Still, he didn’t want to get his hopes up, even as his family, his fiancée and her parents gathered at his house to watch the draft.
“I was pretty confident I wasn’t getting drafted,” Boettger said. “There was talk between fifth and seventh round with some teams, but I didn’t really have a great feeling about it with that injury. I performed at Pro Day, but I didn’t do anywhere close to what I would have done if I was healthy, obviously six months after surgery. But I knew I’d have free agent options and was just trying to pick the right one.”
Boettger said he didn’t pay much attention to the TV.
“It’s not how I would have dreamed it to go, but that’s just the way it was,” Boettger said.
He began discussing free agent options with his agent midway through the sixth round, and how that was better than being picked.

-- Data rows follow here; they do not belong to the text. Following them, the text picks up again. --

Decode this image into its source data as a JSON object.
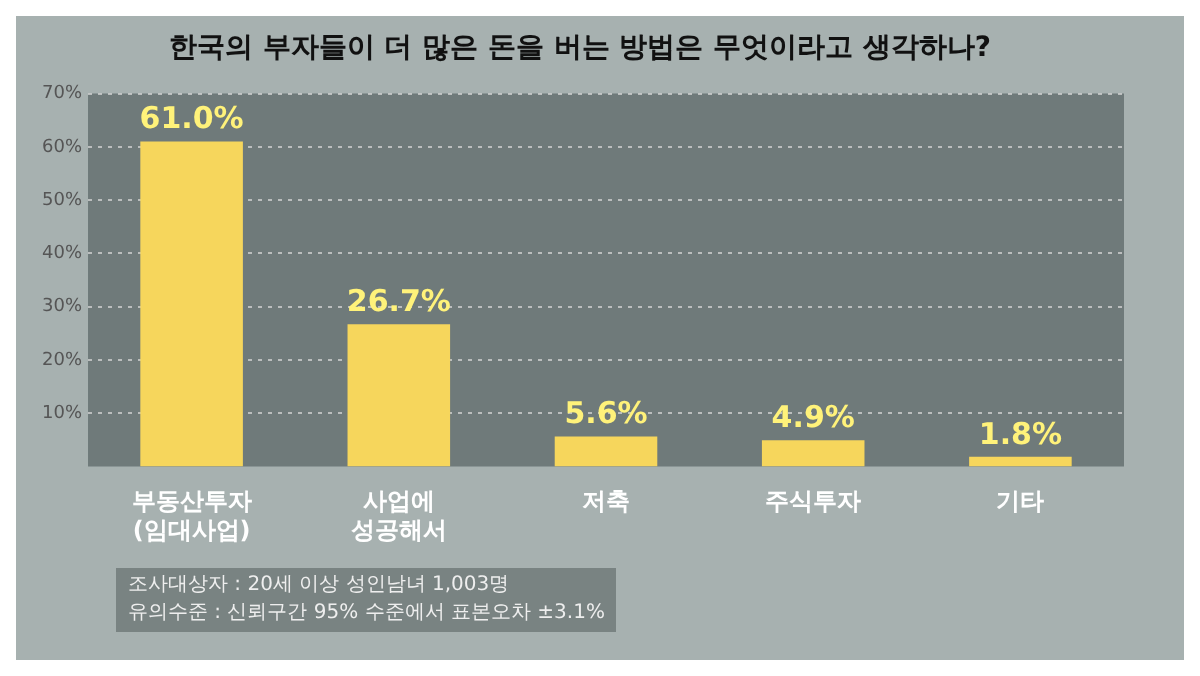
{
  "chart_data": {
    "type": "bar",
    "title": "한국의 부자들이 더 많은 돈을 버는 방법은 무엇이라고 생각하나?",
    "categories": [
      "부동산투자\n(임대사업)",
      "사업에\n성공해서",
      "저축",
      "주식투자",
      "기타"
    ],
    "values": [
      61.0,
      26.7,
      5.6,
      4.9,
      1.8
    ],
    "value_labels": [
      "61.0%",
      "26.7%",
      "5.6%",
      "4.9%",
      "1.8%"
    ],
    "color": "#f6d65c",
    "ylim": [
      0,
      70
    ],
    "yticks": [
      {
        "value": 10,
        "label": "10%"
      },
      {
        "value": 20,
        "label": "20%"
      },
      {
        "value": 30,
        "label": "30%"
      },
      {
        "value": 40,
        "label": "40%"
      },
      {
        "value": 50,
        "label": "50%"
      },
      {
        "value": 60,
        "label": "60%"
      },
      {
        "value": 70,
        "label": "70%"
      }
    ],
    "grid": "y",
    "legend": false,
    "annotations": [
      "조사대상자 : 20세 이상 성인남녀 1,003명",
      "유의수준 : 신뢰구간 95% 수준에서 표본오차 ±3.1%"
    ]
  }
}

“Definitely better at that point, for sure,” Boettger said. “I think anything after the fifth round, it’s nice to be able to choose your best fit, so I thought that was really nice and that’s what my agent had told me going into it.”
Boettger said he had offers from nearly a half-dozen teams and ended up with about 20 to 30 minutes to make a life-altering decision. He said his agent recommended the Bills, primarily for the opportunity to learn from offensive line coach Juan Castillo.
“I didn’t know what to do, so I trusted him to make the right choice,” Boettger said. “It would have been cool to be drafted, but there’s definitely benefits to not.”